Already among the ‘Top of the Charts’ in the payment processing realm, Heartland Payment Systems catapulted to Rock Star status in the campus payment world this morning, announcing that it has entered into an agreement to acquire TouchNet Information Systems, Inc., a Lenexa, Kansas-based integrated commerce solutions provider to higher-education institutions.
Rumors of TouchNet’s pursuit of a prospective buyer first surfaced early this Spring, with insider speculation suggesting that non-employee investors were seeking return on investments in the company. The purchase adds a client base of 600 colleges and universities to the Heartland portfolio, making TouchNet the largest acquisition for Heartland Payments Systems in the company’s history.
In addition to its more than 600 higher education clients, TouchNet serves better than six million students – nearly one-third of the total higher-education enrollment in the United States. When combined with Heartland’s existing portfolio of payments, loan servicing and other campus solutions, the acquisition of TouchNet makes Heartland the largest provider of integrated commerce solutions to the higher-education sector, according to the official company release.
The release tags the purchase price at $375 million, and notes that it is expected to add at least $0.30 per share in 2015. In addition, Heartland expects the transaction to add more than $60 million to the company’s 2015 net revenue. The transaction is expected to close in the third quarter of 2014, pending regulatory approvals and customary closing conditions.
Heartland will host a conference call on August 1, to discuss second quarter earnings and address questions regarding the acquisition.
The acquisition includes TouchNet’s software, customer base and existing employees, along with the company’s management team. TouchNet’s operations will continue to be based in Lenexa, Kansas, where company founder Dan Toughey says TouchNet’s existing 180 employees will remain.
The acquisition will complement Heartland’s existing Campus Solution business and enable them to offer a completely integrated commerce platform. “With the acquisition, Heartland can now offer campus business offices a comprehensive commerce solution that integrates the payment processing capabilities of Heartland into the U.Commerce payment system,” says Michael Lawler, president of the strategic markets group at Heartland Payment Systems. “Heartland Campus Solutions will have relationships with higher-education institutions small and large, which we believe provides entrée to expand all of our Campus Solutions products across this broad portfolio.”
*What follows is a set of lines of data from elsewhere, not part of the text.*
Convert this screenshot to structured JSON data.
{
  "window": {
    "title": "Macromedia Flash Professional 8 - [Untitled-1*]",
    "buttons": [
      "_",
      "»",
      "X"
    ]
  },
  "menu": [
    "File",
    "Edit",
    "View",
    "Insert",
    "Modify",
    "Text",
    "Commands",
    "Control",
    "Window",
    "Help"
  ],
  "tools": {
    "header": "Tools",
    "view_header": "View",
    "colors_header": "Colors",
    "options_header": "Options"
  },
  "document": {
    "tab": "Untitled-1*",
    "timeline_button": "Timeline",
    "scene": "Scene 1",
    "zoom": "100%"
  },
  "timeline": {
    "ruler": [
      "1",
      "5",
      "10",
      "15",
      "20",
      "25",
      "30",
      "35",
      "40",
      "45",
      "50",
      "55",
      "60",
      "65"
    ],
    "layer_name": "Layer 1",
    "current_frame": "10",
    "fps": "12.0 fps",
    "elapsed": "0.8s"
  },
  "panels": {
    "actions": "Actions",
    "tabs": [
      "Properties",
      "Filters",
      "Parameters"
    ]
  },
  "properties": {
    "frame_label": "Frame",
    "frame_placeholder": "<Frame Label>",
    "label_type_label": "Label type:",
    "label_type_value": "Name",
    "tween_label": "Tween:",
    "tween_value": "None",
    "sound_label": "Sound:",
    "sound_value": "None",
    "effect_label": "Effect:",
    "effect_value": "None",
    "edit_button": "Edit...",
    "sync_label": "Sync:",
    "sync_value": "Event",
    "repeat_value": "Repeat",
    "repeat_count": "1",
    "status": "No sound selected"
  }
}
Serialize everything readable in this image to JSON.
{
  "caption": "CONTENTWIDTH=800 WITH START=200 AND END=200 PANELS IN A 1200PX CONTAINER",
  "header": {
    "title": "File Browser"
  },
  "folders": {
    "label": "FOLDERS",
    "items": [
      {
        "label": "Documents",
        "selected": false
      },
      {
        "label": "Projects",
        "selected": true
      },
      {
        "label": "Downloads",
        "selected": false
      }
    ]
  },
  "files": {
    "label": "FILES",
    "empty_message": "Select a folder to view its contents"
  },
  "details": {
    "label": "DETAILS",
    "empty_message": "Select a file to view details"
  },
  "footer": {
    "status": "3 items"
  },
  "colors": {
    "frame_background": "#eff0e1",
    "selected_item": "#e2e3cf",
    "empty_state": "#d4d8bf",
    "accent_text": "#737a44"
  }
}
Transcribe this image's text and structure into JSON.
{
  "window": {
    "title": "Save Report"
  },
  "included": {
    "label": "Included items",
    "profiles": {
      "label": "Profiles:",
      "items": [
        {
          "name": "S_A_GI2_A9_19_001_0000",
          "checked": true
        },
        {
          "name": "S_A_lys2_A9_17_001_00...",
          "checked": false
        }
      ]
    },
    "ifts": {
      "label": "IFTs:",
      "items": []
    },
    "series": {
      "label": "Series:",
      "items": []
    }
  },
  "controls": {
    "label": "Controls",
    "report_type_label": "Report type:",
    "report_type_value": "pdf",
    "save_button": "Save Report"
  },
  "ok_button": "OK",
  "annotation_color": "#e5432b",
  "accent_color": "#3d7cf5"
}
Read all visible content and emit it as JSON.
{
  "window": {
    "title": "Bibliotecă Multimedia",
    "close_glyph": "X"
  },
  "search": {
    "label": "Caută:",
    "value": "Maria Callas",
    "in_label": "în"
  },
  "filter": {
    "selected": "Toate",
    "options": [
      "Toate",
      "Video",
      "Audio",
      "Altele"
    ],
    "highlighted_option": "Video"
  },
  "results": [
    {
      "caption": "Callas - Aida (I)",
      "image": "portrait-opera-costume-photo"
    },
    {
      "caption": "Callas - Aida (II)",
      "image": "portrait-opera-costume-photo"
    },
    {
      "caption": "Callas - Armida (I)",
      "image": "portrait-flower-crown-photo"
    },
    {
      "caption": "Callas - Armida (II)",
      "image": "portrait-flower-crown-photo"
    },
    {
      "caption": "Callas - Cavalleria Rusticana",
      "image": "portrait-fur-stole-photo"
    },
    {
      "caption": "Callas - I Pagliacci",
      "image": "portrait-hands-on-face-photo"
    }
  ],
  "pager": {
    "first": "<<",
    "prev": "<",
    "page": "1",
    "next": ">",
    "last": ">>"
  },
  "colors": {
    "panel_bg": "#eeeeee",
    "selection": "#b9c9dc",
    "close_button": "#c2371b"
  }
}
Founded in 1989 as a fax and interactive kiosk developer, TouchNet found its niche in the 90s helping campuses handle payments to and from students and other constituents. The company’s flagship products include the U.Commerce framework that centralizes and administers electronic payments; the Payment Gateway transaction management system; and Bill+Payment that enables electronic student billing, refunds, deposits and tuition payment.
Curbing DOE doubts
Toughey was vocal throughout the Department of Education’s Negotiated Rulemaking process, which has left the campus card banking and financial aid refund delivery process in a state of confusion. Toughey campaigned against the practice of campus-sponsored accounts from banks and third-parties, arguing that institutions should not steer students toward a preferred account – otherwise known as the campus card or campus-endorsed account, sources say.
Toughey argued that the Department of Education should mandate a model that enabled electronic transfer to any account of the student’s choice provided it was not a campus-endorsed account. Not surprisingly, this “ACH anywhere” approach is the model that TouchNet provides for its campus clients.
In recent years, TouchNet has found itself embroiled in patent infringement lawsuits against financial aid distribution company Higher One. Some suggest this dispute led Toughey to support and even encourage the Department of Education review of campus-sponsored accounts.
While this position made the TouchNet founder unpopular with many vendors and institutions active in the campus card space, it also seemingly made his company an attractive safe harbor should the Department of Education’s regulations make campus-sponsored accounts unacceptable or less viable, sources say.
Regardless of ultimate outcomes from the DOE process, TouchNet revenues and client base will certainly bolster Heartland’s campus business in a big way. But there is an additional synergy that makes the combination unique. Heartland’s core business is to actually process many of the transaction categories that TouchNet helps facilitate on campus. Together the two entities should be more profitable by keeping the sizable processing fees ‘within the family,’ as opposed to paying another entity or processor to handle that piece of the business.